Common symptoms of high CPU memory usage:

Program freeze
Process terminated by the operating system

Ways to lower CPU memory usage:

Enable memory trimming

Set the following environment variable:
```
export TORCHTRT_ENABLE_BUILDER_MALLOC_TRIM=1
```
This reduces approximately 2x of redundant model copies, limiting total CPU memory usage to up to 3x the model size.
Disable CPU offloading

In compilation settings, set:
```
offload_module_to_cpu = False
```
This removes another 1x model copy, reducing peak CPU memory usage to about 2x the model size.

GPU Memory#

By default, Torch-TensorRT may consume up to 2x the model size in GPU memory.

Common symptoms of high GPU memory usage:

CUDA out-of-memory errors
TensorRT compilation errors

Ways to lower GPU memory usage:

Enable offloading to CPU

In compilation settings, set:
```
offload_module_to_cpu = True
```
This shifts one model copy from GPU to CPU memory. As a result, peak GPU memory usage decreases to about 1x the model size, while one more copy of the model will occupy the CPU memory so CPU memory usage increases by roughly 1x.

Runtime Weight Streaming#

Weight streaming allows a compiled TRT engine to use less GPU VRAM at inference time by streaming model weights from CPU memory to the GPU on demand. This is useful for very large models (LLMs, diffusion models) that exceed available VRAM.

Enable during compilation:

trt_model = torch_tensorrt.compile(
    model,
    ir="dynamo",
    arg_inputs=inputs,
    enable_weight_streaming=True,
)

Adjust the GPU memory budget at runtime:

Use torch_tensorrt.runtime.weight_streaming as a context manager to set how much GPU memory the engine is allowed to use for weights. Setting a smaller budget forces more streaming from CPU:

import torch_tensorrt

# Allocate 2 GiB on GPU for weights; the rest streams from CPU
with torch_tensorrt.runtime.weight_streaming(trt_model) as ctx:
    ctx.device_budget = 2 * 1024**3  # bytes
    output = trt_model(*inputs)
# Budget is reset to the original value on exit

Query available budget information:

with torch_tensorrt.runtime.weight_streaming(trt_model) as ctx:
    # Total streamable bytes across all TRT submodules
    print(f"Total streamable: {ctx.total_device_budget} bytes")
    # Automatically selected optimal budget
    auto_budget = ctx.get_automatic_weight_streaming_budget()
    print(f"Auto budget: {auto_budget} bytes")
    ctx.device_budget = auto_budget
    output = trt_model(*inputs)

Note

Weight streaming requires enable_weight_streaming=True at compile time. If the model was not compiled with this flag, ctx.total_device_budget will be 0 and setting device_budget will raise a RuntimeError.

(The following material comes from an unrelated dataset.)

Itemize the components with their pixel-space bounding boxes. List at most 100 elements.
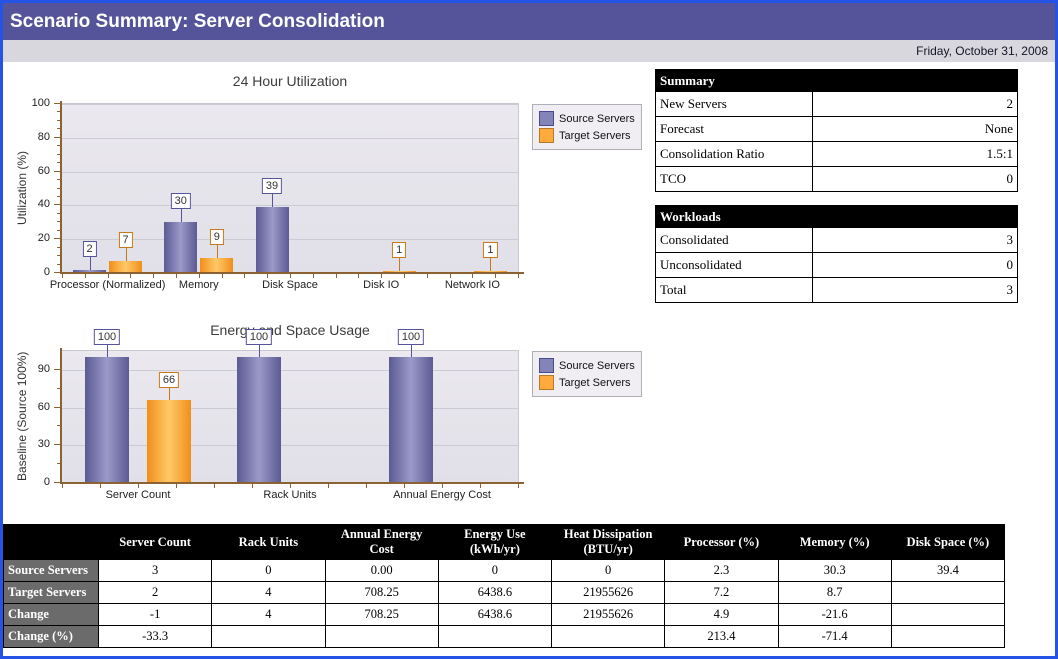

Dynamic Resource Allocation#

By default, TRT submodules allocate GPU memory statically at module initialization. The ResourceAllocationStrategy context manager temporarily switches all TRT submodules in a compiled graph module to dynamic allocation — resources are allocated and freed per forward call rather than held for the module lifetime.

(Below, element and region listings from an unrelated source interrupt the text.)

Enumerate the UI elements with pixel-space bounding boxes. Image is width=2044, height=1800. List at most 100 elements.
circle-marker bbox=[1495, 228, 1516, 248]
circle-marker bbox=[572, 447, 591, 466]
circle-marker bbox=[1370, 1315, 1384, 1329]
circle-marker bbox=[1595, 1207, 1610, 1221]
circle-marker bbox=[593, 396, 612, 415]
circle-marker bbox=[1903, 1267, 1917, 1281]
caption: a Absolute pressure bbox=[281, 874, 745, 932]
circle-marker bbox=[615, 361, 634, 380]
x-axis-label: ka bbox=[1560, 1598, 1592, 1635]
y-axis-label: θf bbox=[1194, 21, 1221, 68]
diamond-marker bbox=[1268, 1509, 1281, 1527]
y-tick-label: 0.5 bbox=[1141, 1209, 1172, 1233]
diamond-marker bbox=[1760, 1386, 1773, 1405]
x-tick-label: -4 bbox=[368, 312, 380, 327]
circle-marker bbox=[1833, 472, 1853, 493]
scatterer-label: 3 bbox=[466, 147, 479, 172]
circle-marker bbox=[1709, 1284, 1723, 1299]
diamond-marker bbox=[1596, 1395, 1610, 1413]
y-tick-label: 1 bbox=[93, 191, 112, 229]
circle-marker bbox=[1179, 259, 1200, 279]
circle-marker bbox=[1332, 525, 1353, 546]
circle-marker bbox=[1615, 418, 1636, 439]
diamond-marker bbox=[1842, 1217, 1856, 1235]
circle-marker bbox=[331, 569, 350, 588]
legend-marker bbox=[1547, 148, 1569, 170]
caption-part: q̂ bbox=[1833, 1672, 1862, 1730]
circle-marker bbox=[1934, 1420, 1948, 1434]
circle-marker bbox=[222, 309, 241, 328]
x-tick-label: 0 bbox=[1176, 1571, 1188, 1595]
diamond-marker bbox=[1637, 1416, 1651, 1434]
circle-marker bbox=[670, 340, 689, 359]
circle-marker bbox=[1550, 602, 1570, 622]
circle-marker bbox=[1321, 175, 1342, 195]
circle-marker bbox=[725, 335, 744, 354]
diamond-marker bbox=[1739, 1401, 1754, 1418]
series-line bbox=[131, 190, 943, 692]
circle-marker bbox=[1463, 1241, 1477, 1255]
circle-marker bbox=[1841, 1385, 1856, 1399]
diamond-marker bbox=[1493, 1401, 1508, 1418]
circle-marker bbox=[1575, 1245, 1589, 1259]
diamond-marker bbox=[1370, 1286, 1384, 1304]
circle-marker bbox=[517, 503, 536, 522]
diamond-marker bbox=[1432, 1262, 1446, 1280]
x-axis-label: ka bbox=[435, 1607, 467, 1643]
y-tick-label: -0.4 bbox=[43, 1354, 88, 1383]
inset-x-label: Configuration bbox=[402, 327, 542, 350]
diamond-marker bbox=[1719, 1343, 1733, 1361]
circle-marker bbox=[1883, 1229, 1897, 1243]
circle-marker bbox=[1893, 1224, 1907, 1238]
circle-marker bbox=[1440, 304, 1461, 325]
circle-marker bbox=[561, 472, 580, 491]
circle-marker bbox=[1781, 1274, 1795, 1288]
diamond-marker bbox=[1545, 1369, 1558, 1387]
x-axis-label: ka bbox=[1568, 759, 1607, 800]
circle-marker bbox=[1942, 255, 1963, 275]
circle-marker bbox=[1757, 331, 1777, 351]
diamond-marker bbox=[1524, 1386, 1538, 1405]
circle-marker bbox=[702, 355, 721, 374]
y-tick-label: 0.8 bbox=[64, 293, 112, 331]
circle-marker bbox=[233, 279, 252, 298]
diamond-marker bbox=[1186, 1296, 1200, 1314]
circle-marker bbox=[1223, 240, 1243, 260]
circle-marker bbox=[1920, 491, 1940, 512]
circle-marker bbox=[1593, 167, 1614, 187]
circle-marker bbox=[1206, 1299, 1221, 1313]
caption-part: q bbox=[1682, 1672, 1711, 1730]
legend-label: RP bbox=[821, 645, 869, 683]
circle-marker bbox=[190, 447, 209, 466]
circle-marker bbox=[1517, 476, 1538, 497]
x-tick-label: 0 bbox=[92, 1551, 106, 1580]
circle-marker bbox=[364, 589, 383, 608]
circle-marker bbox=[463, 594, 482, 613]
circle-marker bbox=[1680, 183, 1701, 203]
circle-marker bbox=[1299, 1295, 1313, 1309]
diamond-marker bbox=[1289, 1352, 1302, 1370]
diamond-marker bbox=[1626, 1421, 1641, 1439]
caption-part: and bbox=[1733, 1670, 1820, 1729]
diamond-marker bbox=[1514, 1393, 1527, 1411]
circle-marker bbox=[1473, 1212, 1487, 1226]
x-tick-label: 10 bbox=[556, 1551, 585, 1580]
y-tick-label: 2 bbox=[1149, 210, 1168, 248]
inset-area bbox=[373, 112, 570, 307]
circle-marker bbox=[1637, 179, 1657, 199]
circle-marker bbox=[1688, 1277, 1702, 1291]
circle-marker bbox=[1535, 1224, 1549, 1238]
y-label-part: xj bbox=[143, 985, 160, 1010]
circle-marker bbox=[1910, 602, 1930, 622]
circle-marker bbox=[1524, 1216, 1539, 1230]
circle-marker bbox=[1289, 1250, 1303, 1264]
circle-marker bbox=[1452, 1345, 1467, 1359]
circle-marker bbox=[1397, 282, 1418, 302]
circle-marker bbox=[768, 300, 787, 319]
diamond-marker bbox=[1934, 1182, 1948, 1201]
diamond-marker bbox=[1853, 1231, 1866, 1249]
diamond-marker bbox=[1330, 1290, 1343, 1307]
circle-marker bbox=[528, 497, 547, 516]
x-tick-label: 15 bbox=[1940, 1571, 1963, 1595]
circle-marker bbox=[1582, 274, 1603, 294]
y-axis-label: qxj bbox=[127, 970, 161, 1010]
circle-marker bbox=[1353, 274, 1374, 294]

This can reduce peak GPU memory when running multiple compiled models concurrently, at the cost of slightly higher per-call latency:

from torch_tensorrt.dynamo.runtime import ResourceAllocationStrategy

trt_model = torch_tensorrt.compile(model, ir="dynamo", arg_inputs=inputs)

with ResourceAllocationStrategy(trt_model, dynamically_allocate_resources=True):
    output = trt_model(*inputs)
# Submodules revert to static allocation on exit

Use dynamically_allocate_resources=False to force static allocation inside the context (the opposite direction — useful for profiling or benchmarking).